National Institute of Neurological Disorders and Stroke, The National Institutes of Health, Bethesda, Maryland 20882,1 Department of Microbiology, Immunology, and Molecular Genetics, UCLA AIDS Institute, David Geffen School of Medicine, University of California, Los Angeles, Los Angeles, California 900952
Received 6 June 2009/ Accepted 13 June 2009
Persistent viral infections are a major health concern worldwide. During persistent infection, overwhelming viral replication and the rapid loss of antiviral T-cell function can prevent immune-mediated clearance of the infection, and therapies to reanimate the immune response and purge persistent viruses have been largely unsuccessful. Adoptive immunotherapy using memory T cells is a highly successful therapeutic approach to eradicate a persistent viral infection.
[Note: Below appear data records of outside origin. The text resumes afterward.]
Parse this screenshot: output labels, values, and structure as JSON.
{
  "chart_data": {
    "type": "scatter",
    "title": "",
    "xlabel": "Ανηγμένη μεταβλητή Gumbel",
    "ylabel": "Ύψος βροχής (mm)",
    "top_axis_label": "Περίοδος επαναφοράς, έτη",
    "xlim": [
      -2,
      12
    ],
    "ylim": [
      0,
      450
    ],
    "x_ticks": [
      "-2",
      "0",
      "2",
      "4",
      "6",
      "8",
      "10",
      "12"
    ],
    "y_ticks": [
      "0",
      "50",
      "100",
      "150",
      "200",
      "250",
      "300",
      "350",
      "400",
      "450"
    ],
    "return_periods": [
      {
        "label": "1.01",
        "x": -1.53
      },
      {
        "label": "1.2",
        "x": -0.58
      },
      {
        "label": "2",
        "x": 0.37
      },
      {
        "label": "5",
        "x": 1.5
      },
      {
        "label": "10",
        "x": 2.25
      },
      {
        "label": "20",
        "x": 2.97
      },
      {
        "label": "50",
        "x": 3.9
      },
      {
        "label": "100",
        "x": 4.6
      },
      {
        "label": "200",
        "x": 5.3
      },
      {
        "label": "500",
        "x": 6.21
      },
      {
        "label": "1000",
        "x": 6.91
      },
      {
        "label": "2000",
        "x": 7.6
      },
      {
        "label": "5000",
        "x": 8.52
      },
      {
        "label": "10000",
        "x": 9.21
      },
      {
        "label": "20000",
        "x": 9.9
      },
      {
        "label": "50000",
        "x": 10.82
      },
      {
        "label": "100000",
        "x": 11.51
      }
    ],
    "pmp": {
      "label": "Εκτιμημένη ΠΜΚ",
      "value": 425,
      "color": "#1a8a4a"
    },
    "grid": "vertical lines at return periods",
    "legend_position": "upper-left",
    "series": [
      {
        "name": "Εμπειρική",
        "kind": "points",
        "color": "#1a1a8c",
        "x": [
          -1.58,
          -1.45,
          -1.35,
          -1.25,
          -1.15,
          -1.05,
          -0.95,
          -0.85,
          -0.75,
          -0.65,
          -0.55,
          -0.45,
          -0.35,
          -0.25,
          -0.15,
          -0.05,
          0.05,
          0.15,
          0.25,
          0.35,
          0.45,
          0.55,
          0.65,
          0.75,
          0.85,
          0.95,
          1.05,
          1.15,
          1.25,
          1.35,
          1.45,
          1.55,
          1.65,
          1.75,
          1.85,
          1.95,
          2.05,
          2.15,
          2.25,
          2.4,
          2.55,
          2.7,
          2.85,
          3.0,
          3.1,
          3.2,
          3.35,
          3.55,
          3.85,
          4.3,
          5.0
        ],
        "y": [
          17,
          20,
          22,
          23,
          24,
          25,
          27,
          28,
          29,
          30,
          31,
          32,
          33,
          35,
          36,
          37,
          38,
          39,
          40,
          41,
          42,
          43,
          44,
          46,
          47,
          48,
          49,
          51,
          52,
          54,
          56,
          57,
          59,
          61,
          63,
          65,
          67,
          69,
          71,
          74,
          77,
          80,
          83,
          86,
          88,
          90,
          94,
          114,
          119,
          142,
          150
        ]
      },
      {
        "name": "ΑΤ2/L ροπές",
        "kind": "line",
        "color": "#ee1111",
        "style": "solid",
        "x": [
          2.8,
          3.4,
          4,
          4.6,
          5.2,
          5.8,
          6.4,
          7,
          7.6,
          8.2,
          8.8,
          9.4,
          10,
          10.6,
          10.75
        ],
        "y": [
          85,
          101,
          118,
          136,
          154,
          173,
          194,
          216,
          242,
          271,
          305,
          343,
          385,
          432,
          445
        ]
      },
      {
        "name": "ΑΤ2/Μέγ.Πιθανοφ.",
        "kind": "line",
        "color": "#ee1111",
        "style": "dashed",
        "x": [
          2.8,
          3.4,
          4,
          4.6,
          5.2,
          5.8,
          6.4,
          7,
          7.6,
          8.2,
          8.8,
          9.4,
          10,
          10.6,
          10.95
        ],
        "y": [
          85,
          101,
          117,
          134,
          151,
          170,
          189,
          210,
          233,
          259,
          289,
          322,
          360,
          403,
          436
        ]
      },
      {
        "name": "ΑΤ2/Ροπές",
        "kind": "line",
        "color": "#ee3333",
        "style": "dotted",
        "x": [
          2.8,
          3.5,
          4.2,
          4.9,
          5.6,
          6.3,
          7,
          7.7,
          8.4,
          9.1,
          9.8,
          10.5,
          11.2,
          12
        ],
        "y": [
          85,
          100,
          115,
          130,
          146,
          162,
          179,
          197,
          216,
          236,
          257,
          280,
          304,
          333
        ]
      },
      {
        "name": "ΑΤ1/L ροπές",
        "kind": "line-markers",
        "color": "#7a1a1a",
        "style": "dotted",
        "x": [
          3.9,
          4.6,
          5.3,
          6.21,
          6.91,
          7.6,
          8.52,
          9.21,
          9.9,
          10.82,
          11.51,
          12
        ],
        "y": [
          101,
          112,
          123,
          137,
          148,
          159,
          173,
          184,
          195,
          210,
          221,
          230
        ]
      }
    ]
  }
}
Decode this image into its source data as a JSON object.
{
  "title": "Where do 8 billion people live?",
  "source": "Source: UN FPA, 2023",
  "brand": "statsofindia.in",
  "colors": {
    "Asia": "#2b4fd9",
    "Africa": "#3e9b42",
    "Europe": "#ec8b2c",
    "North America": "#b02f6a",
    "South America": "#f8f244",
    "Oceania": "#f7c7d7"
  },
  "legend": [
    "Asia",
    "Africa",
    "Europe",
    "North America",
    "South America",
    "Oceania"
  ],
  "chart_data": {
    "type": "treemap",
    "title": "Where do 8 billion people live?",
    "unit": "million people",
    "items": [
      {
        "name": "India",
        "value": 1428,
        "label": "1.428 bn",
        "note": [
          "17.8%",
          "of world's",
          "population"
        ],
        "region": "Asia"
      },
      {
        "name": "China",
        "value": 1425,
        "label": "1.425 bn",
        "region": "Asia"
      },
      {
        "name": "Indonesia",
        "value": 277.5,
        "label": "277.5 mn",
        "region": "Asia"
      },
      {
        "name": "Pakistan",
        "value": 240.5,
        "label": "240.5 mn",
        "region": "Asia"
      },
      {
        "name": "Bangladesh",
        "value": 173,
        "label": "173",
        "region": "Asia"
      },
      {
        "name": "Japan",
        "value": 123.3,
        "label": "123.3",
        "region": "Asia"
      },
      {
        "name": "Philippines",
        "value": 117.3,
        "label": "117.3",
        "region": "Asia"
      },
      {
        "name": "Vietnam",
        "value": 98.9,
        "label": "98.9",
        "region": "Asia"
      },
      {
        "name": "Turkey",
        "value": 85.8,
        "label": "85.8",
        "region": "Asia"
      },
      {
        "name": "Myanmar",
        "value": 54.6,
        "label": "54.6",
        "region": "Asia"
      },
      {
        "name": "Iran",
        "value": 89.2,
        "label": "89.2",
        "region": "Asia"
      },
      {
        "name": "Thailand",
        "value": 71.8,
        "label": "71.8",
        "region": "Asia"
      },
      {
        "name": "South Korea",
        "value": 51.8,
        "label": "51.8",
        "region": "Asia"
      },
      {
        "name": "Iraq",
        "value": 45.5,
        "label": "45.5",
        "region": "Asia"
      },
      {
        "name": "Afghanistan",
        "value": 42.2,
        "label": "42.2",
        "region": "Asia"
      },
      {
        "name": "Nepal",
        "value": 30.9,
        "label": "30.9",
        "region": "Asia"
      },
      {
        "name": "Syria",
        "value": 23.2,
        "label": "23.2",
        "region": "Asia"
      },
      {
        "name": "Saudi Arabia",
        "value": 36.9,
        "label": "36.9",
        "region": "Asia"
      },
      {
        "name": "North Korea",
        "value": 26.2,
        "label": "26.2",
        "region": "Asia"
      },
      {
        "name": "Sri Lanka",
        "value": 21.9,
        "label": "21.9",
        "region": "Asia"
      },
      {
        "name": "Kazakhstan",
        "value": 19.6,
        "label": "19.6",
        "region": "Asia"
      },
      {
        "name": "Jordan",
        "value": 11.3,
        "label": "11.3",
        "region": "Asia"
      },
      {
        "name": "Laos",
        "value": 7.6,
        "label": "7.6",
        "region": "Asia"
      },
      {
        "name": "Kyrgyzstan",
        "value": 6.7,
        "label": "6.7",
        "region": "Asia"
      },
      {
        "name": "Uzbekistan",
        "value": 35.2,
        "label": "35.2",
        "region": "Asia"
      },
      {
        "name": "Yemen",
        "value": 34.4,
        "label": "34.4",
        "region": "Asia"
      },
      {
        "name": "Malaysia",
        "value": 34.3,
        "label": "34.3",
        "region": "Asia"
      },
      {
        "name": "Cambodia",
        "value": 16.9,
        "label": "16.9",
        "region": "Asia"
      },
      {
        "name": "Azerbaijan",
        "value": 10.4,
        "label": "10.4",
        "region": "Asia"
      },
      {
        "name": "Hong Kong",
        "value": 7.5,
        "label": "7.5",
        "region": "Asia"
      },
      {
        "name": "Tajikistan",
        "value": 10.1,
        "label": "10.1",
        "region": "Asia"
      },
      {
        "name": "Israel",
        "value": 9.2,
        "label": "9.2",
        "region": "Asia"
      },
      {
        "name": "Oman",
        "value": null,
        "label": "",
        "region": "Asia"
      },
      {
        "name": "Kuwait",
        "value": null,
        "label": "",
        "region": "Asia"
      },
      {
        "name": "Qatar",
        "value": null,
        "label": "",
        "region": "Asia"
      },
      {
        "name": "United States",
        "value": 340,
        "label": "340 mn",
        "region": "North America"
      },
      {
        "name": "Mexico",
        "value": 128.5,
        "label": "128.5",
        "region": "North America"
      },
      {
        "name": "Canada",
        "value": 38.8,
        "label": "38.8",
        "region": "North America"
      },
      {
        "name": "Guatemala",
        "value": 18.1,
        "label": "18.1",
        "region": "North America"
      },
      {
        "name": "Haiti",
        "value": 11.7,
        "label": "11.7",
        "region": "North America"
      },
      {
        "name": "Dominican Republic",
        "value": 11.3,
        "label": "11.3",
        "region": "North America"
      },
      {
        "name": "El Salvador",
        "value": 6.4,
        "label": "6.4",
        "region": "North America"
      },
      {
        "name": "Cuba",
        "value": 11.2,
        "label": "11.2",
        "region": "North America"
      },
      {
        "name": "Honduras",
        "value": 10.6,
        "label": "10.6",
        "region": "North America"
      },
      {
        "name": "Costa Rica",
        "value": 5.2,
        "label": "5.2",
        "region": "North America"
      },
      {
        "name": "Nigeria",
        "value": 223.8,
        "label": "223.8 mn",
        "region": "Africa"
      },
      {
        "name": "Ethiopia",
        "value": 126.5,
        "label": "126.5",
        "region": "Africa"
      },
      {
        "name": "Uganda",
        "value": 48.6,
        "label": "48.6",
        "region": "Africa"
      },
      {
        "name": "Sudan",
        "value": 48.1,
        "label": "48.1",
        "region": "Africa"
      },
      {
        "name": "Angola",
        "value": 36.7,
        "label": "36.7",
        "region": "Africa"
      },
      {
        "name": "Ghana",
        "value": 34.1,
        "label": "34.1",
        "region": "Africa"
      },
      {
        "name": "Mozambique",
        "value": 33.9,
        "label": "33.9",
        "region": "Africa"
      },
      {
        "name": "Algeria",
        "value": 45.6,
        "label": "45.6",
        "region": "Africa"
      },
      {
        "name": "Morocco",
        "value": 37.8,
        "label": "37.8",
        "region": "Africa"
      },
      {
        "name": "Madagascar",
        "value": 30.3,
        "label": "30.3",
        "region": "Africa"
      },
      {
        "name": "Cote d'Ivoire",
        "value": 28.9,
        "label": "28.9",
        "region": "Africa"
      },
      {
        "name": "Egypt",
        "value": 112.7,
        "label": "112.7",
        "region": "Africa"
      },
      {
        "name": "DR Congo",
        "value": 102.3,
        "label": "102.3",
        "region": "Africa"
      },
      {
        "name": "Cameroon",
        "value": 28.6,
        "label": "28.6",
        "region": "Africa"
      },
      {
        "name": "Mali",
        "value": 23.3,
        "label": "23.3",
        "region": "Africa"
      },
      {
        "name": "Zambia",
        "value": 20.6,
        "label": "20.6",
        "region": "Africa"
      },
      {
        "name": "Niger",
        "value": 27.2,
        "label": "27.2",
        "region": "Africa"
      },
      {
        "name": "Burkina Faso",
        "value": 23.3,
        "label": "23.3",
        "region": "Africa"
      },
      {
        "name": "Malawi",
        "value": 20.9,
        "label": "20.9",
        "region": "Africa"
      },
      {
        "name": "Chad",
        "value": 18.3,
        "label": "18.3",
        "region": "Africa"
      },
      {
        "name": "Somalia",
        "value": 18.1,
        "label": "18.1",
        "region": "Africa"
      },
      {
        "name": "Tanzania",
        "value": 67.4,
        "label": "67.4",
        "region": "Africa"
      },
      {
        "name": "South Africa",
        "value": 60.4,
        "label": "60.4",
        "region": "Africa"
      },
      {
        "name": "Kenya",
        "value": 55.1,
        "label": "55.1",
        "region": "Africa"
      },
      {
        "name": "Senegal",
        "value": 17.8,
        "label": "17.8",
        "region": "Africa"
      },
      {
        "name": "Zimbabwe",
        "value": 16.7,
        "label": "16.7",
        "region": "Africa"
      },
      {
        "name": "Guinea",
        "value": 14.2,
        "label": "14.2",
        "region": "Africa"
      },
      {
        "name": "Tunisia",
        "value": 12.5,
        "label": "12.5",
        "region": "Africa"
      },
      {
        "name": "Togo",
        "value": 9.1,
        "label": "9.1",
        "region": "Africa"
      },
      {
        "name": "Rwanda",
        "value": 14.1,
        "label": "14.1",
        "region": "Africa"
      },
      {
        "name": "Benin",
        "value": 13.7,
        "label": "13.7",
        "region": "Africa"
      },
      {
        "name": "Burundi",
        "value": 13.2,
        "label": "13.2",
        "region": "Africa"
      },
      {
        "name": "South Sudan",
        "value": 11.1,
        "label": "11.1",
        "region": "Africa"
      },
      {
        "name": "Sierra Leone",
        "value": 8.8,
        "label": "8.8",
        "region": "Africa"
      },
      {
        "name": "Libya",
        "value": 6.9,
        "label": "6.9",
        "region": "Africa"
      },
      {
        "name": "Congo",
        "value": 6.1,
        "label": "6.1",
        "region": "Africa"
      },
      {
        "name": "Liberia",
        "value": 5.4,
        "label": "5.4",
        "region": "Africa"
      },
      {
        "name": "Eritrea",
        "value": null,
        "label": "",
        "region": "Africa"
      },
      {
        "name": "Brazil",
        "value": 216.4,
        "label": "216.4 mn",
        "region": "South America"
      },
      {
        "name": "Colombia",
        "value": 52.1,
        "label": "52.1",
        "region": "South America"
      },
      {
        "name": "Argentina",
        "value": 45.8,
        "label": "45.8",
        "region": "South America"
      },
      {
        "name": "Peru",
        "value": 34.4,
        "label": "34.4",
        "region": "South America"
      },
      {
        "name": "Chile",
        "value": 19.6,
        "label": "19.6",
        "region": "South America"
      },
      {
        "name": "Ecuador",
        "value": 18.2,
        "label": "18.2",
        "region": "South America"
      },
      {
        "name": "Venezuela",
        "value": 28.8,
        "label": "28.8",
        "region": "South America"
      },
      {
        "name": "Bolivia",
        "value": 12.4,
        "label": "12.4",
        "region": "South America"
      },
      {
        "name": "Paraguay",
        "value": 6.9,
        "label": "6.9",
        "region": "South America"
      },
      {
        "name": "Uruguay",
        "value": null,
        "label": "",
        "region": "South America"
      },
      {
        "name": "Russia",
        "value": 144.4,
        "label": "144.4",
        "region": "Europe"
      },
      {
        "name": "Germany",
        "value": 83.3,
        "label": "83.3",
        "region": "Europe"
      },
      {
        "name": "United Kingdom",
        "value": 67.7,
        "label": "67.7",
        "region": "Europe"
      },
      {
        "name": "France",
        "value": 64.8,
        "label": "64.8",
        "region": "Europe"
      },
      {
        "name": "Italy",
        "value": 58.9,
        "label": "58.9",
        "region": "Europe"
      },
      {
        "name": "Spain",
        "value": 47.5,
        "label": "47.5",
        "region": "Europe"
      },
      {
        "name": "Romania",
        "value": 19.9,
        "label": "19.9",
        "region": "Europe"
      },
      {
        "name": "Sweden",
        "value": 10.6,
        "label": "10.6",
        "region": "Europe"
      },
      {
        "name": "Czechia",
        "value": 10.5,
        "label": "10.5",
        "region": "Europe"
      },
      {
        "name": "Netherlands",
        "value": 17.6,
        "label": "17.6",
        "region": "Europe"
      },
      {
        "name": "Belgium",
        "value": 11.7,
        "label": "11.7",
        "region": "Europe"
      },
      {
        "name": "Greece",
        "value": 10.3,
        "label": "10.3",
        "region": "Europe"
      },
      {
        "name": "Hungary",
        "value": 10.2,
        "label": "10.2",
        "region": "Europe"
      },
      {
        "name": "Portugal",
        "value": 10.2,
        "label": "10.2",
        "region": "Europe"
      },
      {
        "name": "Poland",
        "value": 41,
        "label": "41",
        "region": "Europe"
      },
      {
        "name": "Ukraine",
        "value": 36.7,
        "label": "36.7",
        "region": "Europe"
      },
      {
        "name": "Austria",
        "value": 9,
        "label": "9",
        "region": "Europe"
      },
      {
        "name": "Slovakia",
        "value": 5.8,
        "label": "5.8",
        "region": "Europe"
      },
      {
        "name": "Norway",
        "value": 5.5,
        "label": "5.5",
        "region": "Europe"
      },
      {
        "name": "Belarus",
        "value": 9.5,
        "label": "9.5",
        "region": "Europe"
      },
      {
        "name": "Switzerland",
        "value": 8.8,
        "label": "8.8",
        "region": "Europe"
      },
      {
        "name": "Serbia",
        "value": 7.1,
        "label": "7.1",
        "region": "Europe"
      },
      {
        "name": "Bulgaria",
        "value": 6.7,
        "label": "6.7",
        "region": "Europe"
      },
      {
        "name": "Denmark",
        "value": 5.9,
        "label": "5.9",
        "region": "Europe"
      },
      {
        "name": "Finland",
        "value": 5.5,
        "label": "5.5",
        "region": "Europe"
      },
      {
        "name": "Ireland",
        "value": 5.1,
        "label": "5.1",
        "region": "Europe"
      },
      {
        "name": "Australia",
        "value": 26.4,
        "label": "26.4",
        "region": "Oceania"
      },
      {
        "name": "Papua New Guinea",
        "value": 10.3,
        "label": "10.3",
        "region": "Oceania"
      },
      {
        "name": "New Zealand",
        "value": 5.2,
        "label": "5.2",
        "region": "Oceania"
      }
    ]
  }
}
Understanding precisely how therapeutically administered memory T cells achieve clearance should improve our ability to terminate states of viral persistence in humans. Mice persistently infected from birth with lymphocytic choriomeningitis virus are tolerant to the pathogen at the T-cell level and thus provide an excellent model to evaluate immunotherapeutic regimens. Previously, we demonstrated that adoptively transferred memory T cells require recipient dendritic cells to effectively purge an established persistent viral infection. However, the mechanisms that reactivate and sustain memory T-cell responses during clearance of such an infection remain unclear. Here we establish that therapeutic memory T cells require CD80 and CD86 costimulatory signals to efficiently clear an established persistent viral infection in vivo. Early blockade of costimulatory pathways with CTLA-4-Fc decreased the secondary expansion of virus-specific CD8+ and CD4+ memory T cells as well as their ability to produce antiviral cytokines and purge the persistent infection. Late costimulation blockade also reduced virus-specific T-cell numbers, illustrating that sustained interactions with costimulatory molecules is required for efficient T-cell expansion. These findings indicate that antiviral memory T cells require costimulation to efficiently clear a persistent viral infection and that costimulatory pathways can be targeted to modulate the magnitude of an adoptive immunotherapeutic regimen.
Published ahead of print on 24 June 2009.